Narendra mengangguk setuju. Apa yang di bilang Haikal memang benar, jika malam itu Haikal tidak bergerak lari menahannya mungkin dia tidak akan merasa sebahagia ini dalam hidupnya.
“Makasih Kal”
Haikal membalasnya dengan senyuman. “Selalu”
“Siapa belom?” tanya Rezvan.
“Haikal” jawab Juan sambil menunjuk ke arah sisi kirinya
“Apaan?” Haikal kebingungan.
“Ampe nih dunia kiamat juga dia ga bakal mau ngasih tau apa masalah hidupnya” Malan membuka suara, sudah sangat mengenal sahabatnya itu.
“Cerita aja Kal” Rezvan menatap Haikal, diikuti yang lain.
“Lah gua gapapa” Haikal memberi tawa sedikit di akhir kalimatnya agar terlihat natural,
tapi percuma. Mereka berlima sudah sangat mengenal Haikal.
“Ga cape emang kuat terus?”
“Kalo cape nyerah sebentar gapapa Kal, serius deh. Masih ada enam orang yang bisa bantu lo bangkit”
“Bang” panggil Jikal tiba-tiba. “Jikal juga mau denger kata makasih dari bang Haikal. Masa Jikal mulu yang bilang”
“Semua udah pernah bilang makasih sama lo, itu pun ga sekali dua kali. Tapi berkali-kali. Lo ga adil kalo ga kasih kita kesempatan buat denger kata makasih dari lo”
Semua mulai membuka suaranya, mengatakan satu dua hal kepada Haikal.
“Tapi serius gua gapapa” jawaban Haikal membuat kelima orang di hadapannya membuang pandangan mereka.
Haikal tertawa, kelima sahabatnya pasti sudah muak mendengar kata “gapapa” keluar dari mulut Haikal.
“Iya, nanti gua cerita” ucap Haikal lagi. Tapi dari kelima orang itu belom ada yang mengembalikkan pandangannya,
Seakan-akan mereka tidak tertarik dengan pembicaraan Haikal. “Apapun deh. Gua ceritain semua”

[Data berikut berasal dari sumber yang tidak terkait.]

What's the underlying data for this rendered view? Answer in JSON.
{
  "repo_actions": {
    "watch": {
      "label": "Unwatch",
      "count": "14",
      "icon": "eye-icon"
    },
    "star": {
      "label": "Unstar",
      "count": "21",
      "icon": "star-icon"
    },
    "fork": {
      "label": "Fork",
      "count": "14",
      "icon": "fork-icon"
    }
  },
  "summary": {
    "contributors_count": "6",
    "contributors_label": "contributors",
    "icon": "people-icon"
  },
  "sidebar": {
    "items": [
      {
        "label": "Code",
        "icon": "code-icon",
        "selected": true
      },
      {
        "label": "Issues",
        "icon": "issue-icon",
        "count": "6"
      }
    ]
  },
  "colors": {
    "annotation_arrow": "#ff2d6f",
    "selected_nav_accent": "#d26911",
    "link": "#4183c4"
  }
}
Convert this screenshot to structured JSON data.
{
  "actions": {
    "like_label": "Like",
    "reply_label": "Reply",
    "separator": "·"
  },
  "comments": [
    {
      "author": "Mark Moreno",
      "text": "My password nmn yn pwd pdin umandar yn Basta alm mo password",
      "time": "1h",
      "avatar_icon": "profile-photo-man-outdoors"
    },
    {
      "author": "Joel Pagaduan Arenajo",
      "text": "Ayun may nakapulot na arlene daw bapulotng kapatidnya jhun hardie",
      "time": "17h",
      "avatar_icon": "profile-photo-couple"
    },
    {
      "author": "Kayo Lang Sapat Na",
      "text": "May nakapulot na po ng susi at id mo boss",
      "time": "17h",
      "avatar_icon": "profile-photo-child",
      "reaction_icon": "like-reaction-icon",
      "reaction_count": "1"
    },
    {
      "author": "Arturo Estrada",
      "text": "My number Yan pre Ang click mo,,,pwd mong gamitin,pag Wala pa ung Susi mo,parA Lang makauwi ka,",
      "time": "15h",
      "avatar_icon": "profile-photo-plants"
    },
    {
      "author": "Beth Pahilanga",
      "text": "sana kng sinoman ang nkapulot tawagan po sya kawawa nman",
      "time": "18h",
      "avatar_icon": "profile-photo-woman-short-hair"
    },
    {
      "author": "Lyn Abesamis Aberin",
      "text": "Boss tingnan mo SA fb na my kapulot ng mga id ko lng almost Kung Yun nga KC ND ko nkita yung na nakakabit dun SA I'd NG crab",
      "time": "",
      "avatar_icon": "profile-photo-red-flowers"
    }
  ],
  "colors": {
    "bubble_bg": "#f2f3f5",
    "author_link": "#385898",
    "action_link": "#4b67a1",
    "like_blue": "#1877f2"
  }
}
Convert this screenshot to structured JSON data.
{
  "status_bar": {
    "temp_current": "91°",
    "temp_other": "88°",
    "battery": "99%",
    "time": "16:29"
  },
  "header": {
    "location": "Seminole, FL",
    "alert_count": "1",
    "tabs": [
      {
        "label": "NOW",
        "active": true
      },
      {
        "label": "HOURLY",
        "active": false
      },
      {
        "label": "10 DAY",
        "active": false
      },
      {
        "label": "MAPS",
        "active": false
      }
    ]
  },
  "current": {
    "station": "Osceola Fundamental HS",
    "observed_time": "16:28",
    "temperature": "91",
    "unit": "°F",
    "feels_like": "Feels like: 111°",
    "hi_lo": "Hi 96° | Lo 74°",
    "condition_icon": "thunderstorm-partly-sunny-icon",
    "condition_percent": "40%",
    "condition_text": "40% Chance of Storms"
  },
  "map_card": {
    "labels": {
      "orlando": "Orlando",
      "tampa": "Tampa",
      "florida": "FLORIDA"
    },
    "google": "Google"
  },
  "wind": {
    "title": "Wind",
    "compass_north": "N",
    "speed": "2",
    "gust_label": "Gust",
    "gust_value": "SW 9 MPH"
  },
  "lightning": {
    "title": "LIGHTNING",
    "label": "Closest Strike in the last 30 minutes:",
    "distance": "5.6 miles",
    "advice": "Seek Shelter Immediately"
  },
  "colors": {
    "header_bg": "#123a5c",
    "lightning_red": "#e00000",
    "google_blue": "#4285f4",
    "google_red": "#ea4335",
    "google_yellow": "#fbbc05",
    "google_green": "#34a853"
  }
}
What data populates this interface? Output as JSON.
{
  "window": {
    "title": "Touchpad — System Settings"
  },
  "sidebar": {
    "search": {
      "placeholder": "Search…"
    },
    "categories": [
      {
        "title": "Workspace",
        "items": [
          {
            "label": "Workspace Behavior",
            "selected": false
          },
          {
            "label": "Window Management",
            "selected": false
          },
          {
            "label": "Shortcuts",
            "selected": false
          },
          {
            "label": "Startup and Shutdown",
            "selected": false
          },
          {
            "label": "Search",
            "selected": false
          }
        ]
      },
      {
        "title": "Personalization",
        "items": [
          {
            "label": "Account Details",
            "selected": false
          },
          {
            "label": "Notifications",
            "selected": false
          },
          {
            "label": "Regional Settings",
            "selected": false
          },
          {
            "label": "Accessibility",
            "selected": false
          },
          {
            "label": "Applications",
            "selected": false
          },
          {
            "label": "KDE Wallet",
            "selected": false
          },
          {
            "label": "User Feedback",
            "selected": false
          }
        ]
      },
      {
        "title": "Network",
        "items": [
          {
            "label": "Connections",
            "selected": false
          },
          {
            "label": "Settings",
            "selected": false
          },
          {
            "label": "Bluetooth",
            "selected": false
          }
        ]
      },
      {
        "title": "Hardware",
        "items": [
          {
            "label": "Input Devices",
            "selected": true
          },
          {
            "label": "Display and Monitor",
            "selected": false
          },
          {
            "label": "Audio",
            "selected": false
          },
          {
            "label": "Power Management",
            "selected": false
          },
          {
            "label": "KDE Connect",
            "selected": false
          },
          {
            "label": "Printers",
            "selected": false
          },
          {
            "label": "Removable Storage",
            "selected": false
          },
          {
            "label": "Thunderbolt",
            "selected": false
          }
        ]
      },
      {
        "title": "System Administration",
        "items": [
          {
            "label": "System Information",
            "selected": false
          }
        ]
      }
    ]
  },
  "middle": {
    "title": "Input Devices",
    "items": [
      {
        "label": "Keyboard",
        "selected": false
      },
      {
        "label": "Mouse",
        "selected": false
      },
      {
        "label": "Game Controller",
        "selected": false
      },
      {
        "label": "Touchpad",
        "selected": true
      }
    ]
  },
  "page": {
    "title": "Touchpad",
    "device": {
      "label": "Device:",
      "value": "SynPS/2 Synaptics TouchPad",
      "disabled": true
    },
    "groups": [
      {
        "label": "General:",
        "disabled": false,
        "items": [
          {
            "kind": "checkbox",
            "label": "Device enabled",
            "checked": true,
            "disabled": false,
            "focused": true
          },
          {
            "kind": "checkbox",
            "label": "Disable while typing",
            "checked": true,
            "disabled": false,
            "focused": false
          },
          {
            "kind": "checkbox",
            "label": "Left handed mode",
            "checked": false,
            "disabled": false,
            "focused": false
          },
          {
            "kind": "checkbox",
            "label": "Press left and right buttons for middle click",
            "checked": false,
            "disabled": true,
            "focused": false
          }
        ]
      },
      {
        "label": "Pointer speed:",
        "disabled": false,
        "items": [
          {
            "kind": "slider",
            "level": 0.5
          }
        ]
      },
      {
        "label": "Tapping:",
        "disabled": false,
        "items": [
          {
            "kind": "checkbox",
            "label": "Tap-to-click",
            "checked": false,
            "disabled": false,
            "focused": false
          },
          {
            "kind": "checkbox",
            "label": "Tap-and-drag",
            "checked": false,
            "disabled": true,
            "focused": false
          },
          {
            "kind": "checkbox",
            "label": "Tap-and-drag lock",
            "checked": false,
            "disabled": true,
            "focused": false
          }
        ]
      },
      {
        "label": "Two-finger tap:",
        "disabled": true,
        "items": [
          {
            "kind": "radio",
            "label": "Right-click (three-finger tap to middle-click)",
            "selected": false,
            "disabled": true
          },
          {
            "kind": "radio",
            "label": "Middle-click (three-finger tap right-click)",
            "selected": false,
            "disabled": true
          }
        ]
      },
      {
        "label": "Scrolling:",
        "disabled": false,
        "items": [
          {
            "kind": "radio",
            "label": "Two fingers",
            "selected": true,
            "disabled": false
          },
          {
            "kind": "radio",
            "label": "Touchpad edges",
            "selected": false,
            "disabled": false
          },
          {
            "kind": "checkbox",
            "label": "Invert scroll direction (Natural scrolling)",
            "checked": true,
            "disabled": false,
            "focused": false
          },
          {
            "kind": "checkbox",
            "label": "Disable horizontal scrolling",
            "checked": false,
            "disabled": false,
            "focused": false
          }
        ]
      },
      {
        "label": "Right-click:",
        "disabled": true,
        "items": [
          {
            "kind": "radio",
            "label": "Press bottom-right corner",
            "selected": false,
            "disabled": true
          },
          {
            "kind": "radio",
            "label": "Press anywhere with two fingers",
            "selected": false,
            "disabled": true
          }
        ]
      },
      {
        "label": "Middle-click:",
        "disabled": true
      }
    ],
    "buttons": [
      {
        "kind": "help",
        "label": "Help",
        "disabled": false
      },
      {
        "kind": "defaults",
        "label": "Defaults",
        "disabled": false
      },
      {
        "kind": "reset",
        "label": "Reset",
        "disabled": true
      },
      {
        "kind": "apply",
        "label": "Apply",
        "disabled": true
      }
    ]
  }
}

Semua menatap haikal serentak. “Gitu kek daritadi”
“Akhirnya”
“Akhirnya Haikal ga bego lagi”
“Eh kok gitu bangsat” Haikal melempar gelas plastik ke arah Malan.
Malam ini di tutup dengan canda tawa lagi. Setelah mereka semua sudah selesai mengobrol, mereka tidak lupa untuk membereskan teras belakangnya menjadi rapih kembali.
“Kal, ucapin good night semangat buat Cekra” kalimat terakhir yang malan ucapkan sebelum memasuki kamarnya.